Ernest Sessi Ikoli, Nigerian first generation politician and journalist who gained a reputation in the 1920s as a colorful nationalist was born in 1893 at Brass, now part of Rivers State. The foray of this cerebral Ijaw man into newspaper publishing after the First World War would provide the energy and the participation that was needed in the cause of the Nigerian nationalists who having seen the usefulness of the colony to imperial Britain are now more confident.
Ikoli was one of the foundational students of the King’s College when the school was opened in 1909. He was a senior prefect and became later in 1913, assistant instructor in science and mathematics. He resigned this position in 1919 to protest an humiliating act of his British principal, which he, in a letter to the Director of Education, Southern Provinces, suggested to be motivated by racism. Ikoli, having won for himself public accolade for his principle, was invited two months later by Thomas Horatio Jackson to join the Weekly Record, a successful newspaper founded by Thomas’ Father, Jackson, as an editor. Ikoli thus became a player in the bustling post-First World War Nigerian journalism and he also joined the Garveyite movement before going ahead to help found the Nigerian Youth Movement.
Although Ikoli was a fierce nationalist, he believed his sentiments must not dissipate useful energy and he preferred collaboration even between ideologically different political groups. The newspaper, African Messenger, which he started in 1921 was positioned to be a third and centrist force with Weekly Record and the rival Nigerian Pioneer. His admiration for the leader of the Nigerian National Democratic Party, NNDP, and Herbert Macaulay will give way to total disenchantment when Macaulay took offence for his refusal to publish a letter he had written to African Messenger. Ikoli’s paper would go the way of many before it, but saved from inglorious end with its acquisition by Adeyemo Alakija’s pro-government Daily Times. The man counted among the nationalists would be forced by financial reasons and loss of his respect for Macaulay to pitch his tent with conservatives. He will not be this way for long.
In 1929 Ikoli started a rival newspaper, Nigerian Daily Mail, which collapsed after only a couple of years. He served as editor to Nigeria Telegraph owned by a Lagos businessman, Mr. J.A. Doherty. It was edited by Ikoli until 1931 when it ceased to publish.

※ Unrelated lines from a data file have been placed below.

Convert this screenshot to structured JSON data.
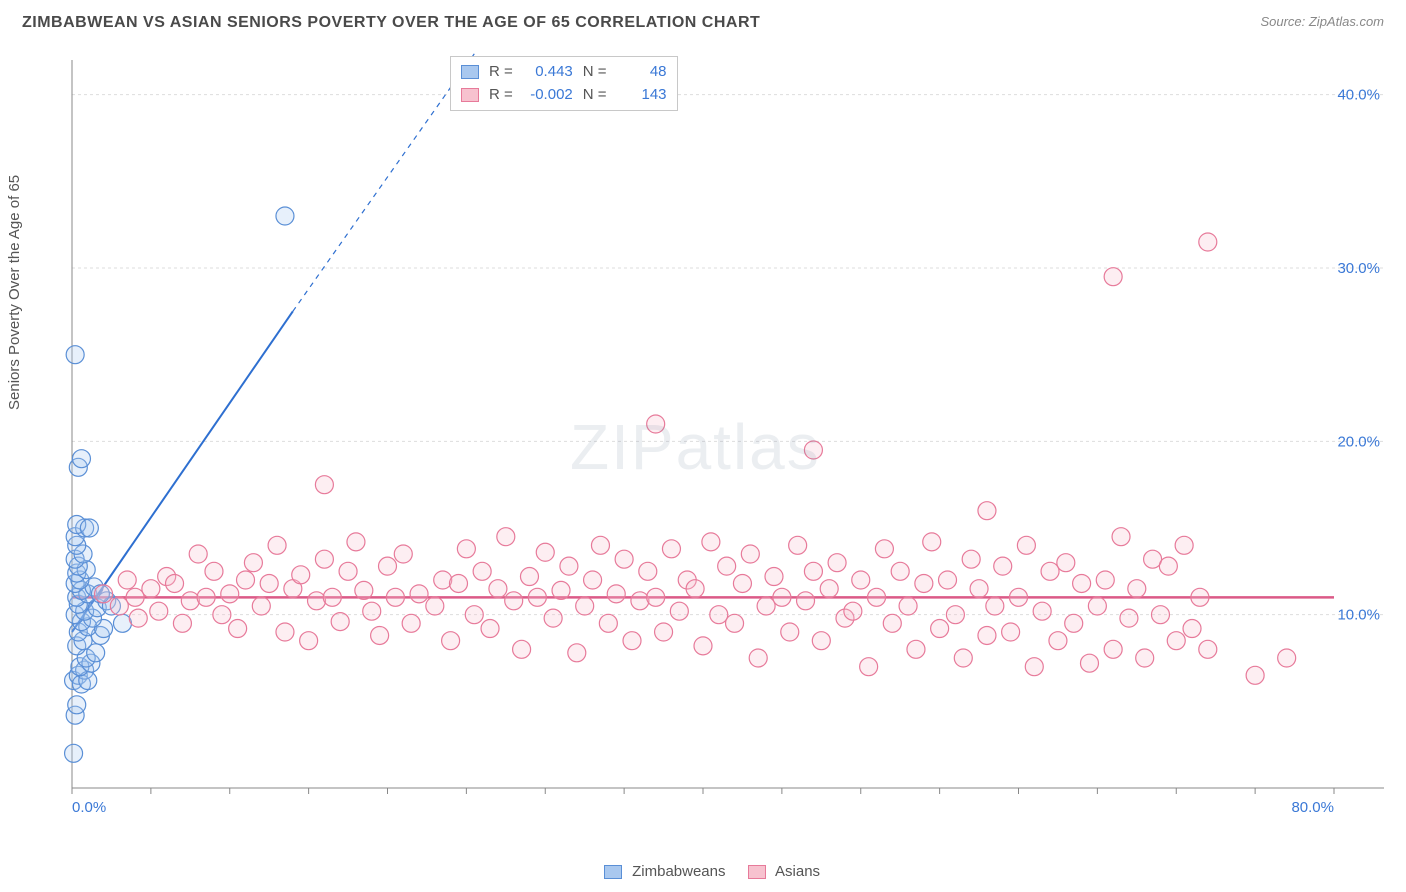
{
  "title": "ZIMBABWEAN VS ASIAN SENIORS POVERTY OVER THE AGE OF 65 CORRELATION CHART",
  "source_label": "Source: ZipAtlas.com",
  "y_axis_label": "Seniors Poverty Over the Age of 65",
  "watermark": "ZIPatlas",
  "chart": {
    "type": "scatter",
    "background_color": "#ffffff",
    "grid_color": "#dddddd",
    "grid_dash": "3,3",
    "axis_color": "#888888",
    "tick_color": "#888888",
    "axis_label_color": "#3a78d6",
    "xlim": [
      0,
      80
    ],
    "ylim": [
      0,
      42
    ],
    "xtick_step": 5,
    "xtick_labels": [
      {
        "v": 0,
        "t": "0.0%"
      },
      {
        "v": 80,
        "t": "80.0%"
      }
    ],
    "ytick_step": 10,
    "ytick_labels": [
      {
        "v": 10,
        "t": "10.0%"
      },
      {
        "v": 20,
        "t": "20.0%"
      },
      {
        "v": 30,
        "t": "30.0%"
      },
      {
        "v": 40,
        "t": "40.0%"
      }
    ],
    "marker_radius": 9,
    "marker_stroke_width": 1.2,
    "marker_fill_opacity": 0.28
  },
  "series": [
    {
      "name": "Zimbabweans",
      "color_fill": "#a9c8ef",
      "color_stroke": "#5a8fd6",
      "R": "0.443",
      "N": "48",
      "trend": {
        "x1": 0,
        "y1": 9,
        "x2": 14,
        "y2": 27.5,
        "dash_ext_x": 26,
        "dash_ext_y": 43,
        "color": "#2e6fd0",
        "width": 2
      },
      "points": [
        [
          0.2,
          4.2
        ],
        [
          0.3,
          4.8
        ],
        [
          0.1,
          6.2
        ],
        [
          0.4,
          6.5
        ],
        [
          0.6,
          6.0
        ],
        [
          0.8,
          6.8
        ],
        [
          1.0,
          6.2
        ],
        [
          0.5,
          7.0
        ],
        [
          1.2,
          7.2
        ],
        [
          0.9,
          7.5
        ],
        [
          1.5,
          7.8
        ],
        [
          0.3,
          8.2
        ],
        [
          0.7,
          8.5
        ],
        [
          1.8,
          8.8
        ],
        [
          0.4,
          9.0
        ],
        [
          1.0,
          9.3
        ],
        [
          2.0,
          9.2
        ],
        [
          0.6,
          9.6
        ],
        [
          1.3,
          9.8
        ],
        [
          0.2,
          10.0
        ],
        [
          0.8,
          10.2
        ],
        [
          1.6,
          10.4
        ],
        [
          0.4,
          10.6
        ],
        [
          2.2,
          10.8
        ],
        [
          0.3,
          11.0
        ],
        [
          1.0,
          11.2
        ],
        [
          0.6,
          11.4
        ],
        [
          0.2,
          11.8
        ],
        [
          1.4,
          11.6
        ],
        [
          0.5,
          12.0
        ],
        [
          0.3,
          12.4
        ],
        [
          0.9,
          12.6
        ],
        [
          0.4,
          12.8
        ],
        [
          0.2,
          13.2
        ],
        [
          0.7,
          13.5
        ],
        [
          0.3,
          14.0
        ],
        [
          0.2,
          14.5
        ],
        [
          0.8,
          15.0
        ],
        [
          0.3,
          15.2
        ],
        [
          1.1,
          15.0
        ],
        [
          0.4,
          18.5
        ],
        [
          0.6,
          19.0
        ],
        [
          0.2,
          25.0
        ],
        [
          3.2,
          9.5
        ],
        [
          2.5,
          10.5
        ],
        [
          1.8,
          11.2
        ],
        [
          0.1,
          2.0
        ],
        [
          13.5,
          33.0
        ]
      ]
    },
    {
      "name": "Asians",
      "color_fill": "#f7c2cf",
      "color_stroke": "#e77a9a",
      "R": "-0.002",
      "N": "143",
      "trend": {
        "x1": 0,
        "y1": 11.0,
        "x2": 80,
        "y2": 11.0,
        "color": "#db5a87",
        "width": 2.5
      },
      "points": [
        [
          2,
          11.2
        ],
        [
          3,
          10.5
        ],
        [
          3.5,
          12.0
        ],
        [
          4,
          11.0
        ],
        [
          4.2,
          9.8
        ],
        [
          5,
          11.5
        ],
        [
          5.5,
          10.2
        ],
        [
          6,
          12.2
        ],
        [
          6.5,
          11.8
        ],
        [
          7,
          9.5
        ],
        [
          7.5,
          10.8
        ],
        [
          8,
          13.5
        ],
        [
          8.5,
          11.0
        ],
        [
          9,
          12.5
        ],
        [
          9.5,
          10.0
        ],
        [
          10,
          11.2
        ],
        [
          10.5,
          9.2
        ],
        [
          11,
          12.0
        ],
        [
          11.5,
          13.0
        ],
        [
          12,
          10.5
        ],
        [
          12.5,
          11.8
        ],
        [
          13,
          14.0
        ],
        [
          13.5,
          9.0
        ],
        [
          14,
          11.5
        ],
        [
          14.5,
          12.3
        ],
        [
          15,
          8.5
        ],
        [
          15.5,
          10.8
        ],
        [
          16,
          13.2
        ],
        [
          16.5,
          11.0
        ],
        [
          17,
          9.6
        ],
        [
          17.5,
          12.5
        ],
        [
          18,
          14.2
        ],
        [
          18.5,
          11.4
        ],
        [
          19,
          10.2
        ],
        [
          19.5,
          8.8
        ],
        [
          20,
          12.8
        ],
        [
          20.5,
          11.0
        ],
        [
          21,
          13.5
        ],
        [
          21.5,
          9.5
        ],
        [
          22,
          11.2
        ],
        [
          16,
          17.5
        ],
        [
          23,
          10.5
        ],
        [
          23.5,
          12.0
        ],
        [
          24,
          8.5
        ],
        [
          24.5,
          11.8
        ],
        [
          25,
          13.8
        ],
        [
          25.5,
          10.0
        ],
        [
          26,
          12.5
        ],
        [
          26.5,
          9.2
        ],
        [
          27,
          11.5
        ],
        [
          27.5,
          14.5
        ],
        [
          28,
          10.8
        ],
        [
          28.5,
          8.0
        ],
        [
          29,
          12.2
        ],
        [
          29.5,
          11.0
        ],
        [
          30,
          13.6
        ],
        [
          30.5,
          9.8
        ],
        [
          31,
          11.4
        ],
        [
          31.5,
          12.8
        ],
        [
          32,
          7.8
        ],
        [
          32.5,
          10.5
        ],
        [
          33,
          12.0
        ],
        [
          33.5,
          14.0
        ],
        [
          34,
          9.5
        ],
        [
          34.5,
          11.2
        ],
        [
          35,
          13.2
        ],
        [
          35.5,
          8.5
        ],
        [
          36,
          10.8
        ],
        [
          36.5,
          12.5
        ],
        [
          37,
          11.0
        ],
        [
          37.5,
          9.0
        ],
        [
          38,
          13.8
        ],
        [
          38.5,
          10.2
        ],
        [
          39,
          12.0
        ],
        [
          39.5,
          11.5
        ],
        [
          40,
          8.2
        ],
        [
          40.5,
          14.2
        ],
        [
          41,
          10.0
        ],
        [
          41.5,
          12.8
        ],
        [
          42,
          9.5
        ],
        [
          42.5,
          11.8
        ],
        [
          43,
          13.5
        ],
        [
          43.5,
          7.5
        ],
        [
          44,
          10.5
        ],
        [
          44.5,
          12.2
        ],
        [
          45,
          11.0
        ],
        [
          45.5,
          9.0
        ],
        [
          46,
          14.0
        ],
        [
          46.5,
          10.8
        ],
        [
          47,
          12.5
        ],
        [
          47.5,
          8.5
        ],
        [
          48,
          11.5
        ],
        [
          48.5,
          13.0
        ],
        [
          49,
          9.8
        ],
        [
          49.5,
          10.2
        ],
        [
          50,
          12.0
        ],
        [
          50.5,
          7.0
        ],
        [
          51,
          11.0
        ],
        [
          51.5,
          13.8
        ],
        [
          52,
          9.5
        ],
        [
          52.5,
          12.5
        ],
        [
          53,
          10.5
        ],
        [
          53.5,
          8.0
        ],
        [
          54,
          11.8
        ],
        [
          54.5,
          14.2
        ],
        [
          55,
          9.2
        ],
        [
          55.5,
          12.0
        ],
        [
          56,
          10.0
        ],
        [
          56.5,
          7.5
        ],
        [
          57,
          13.2
        ],
        [
          57.5,
          11.5
        ],
        [
          58,
          8.8
        ],
        [
          47,
          19.5
        ],
        [
          58.5,
          10.5
        ],
        [
          59,
          12.8
        ],
        [
          59.5,
          9.0
        ],
        [
          60,
          11.0
        ],
        [
          60.5,
          14.0
        ],
        [
          61,
          7.0
        ],
        [
          61.5,
          10.2
        ],
        [
          62,
          12.5
        ],
        [
          62.5,
          8.5
        ],
        [
          63,
          13.0
        ],
        [
          63.5,
          9.5
        ],
        [
          64,
          11.8
        ],
        [
          64.5,
          7.2
        ],
        [
          65,
          10.5
        ],
        [
          65.5,
          12.0
        ],
        [
          66,
          8.0
        ],
        [
          66.5,
          14.5
        ],
        [
          67,
          9.8
        ],
        [
          67.5,
          11.5
        ],
        [
          68,
          7.5
        ],
        [
          68.5,
          13.2
        ],
        [
          37,
          21.0
        ],
        [
          69,
          10.0
        ],
        [
          69.5,
          12.8
        ],
        [
          70,
          8.5
        ],
        [
          70.5,
          14.0
        ],
        [
          71,
          9.2
        ],
        [
          71.5,
          11.0
        ],
        [
          58,
          16.0
        ],
        [
          72,
          8.0
        ],
        [
          75,
          6.5
        ],
        [
          77,
          7.5
        ],
        [
          66,
          29.5
        ],
        [
          72,
          31.5
        ]
      ]
    }
  ],
  "stats_box": {
    "R_label": "R =",
    "N_label": "N ="
  },
  "legend": {
    "series1_label": "Zimbabweans",
    "series2_label": "Asians"
  }
}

From 1938 to 1944 Ikoli edited the Daily Service, the organ of the Nigerian Youth Movement. He was accorded the title of “elder statesman of the Nigerian press” by his professional colleagues. and then the Daily Service, organ of the Nigerian Youth Movement which was to the discontent of Nnamdi Azikiwe who was a founding member an unnecessary business competition to his own newspaper. Ikoli’s controversial bid to replace Dr. Abayomi at the Leglislative Council, led to a crisis, which estranged Obafemi Awolowo and the rest of the Nigerian Youth Movement from Nnamdi Azikiwe and members of Ikoli’s opponent, Samuel Akinsanya Ijebu caucus. This Ikoli-Akinsanya affair is considered by historians as the beginning of tribal politics in Nigeria. Ikoli died on October 21, 1960, three weeks after Nigeria became independent of Britain.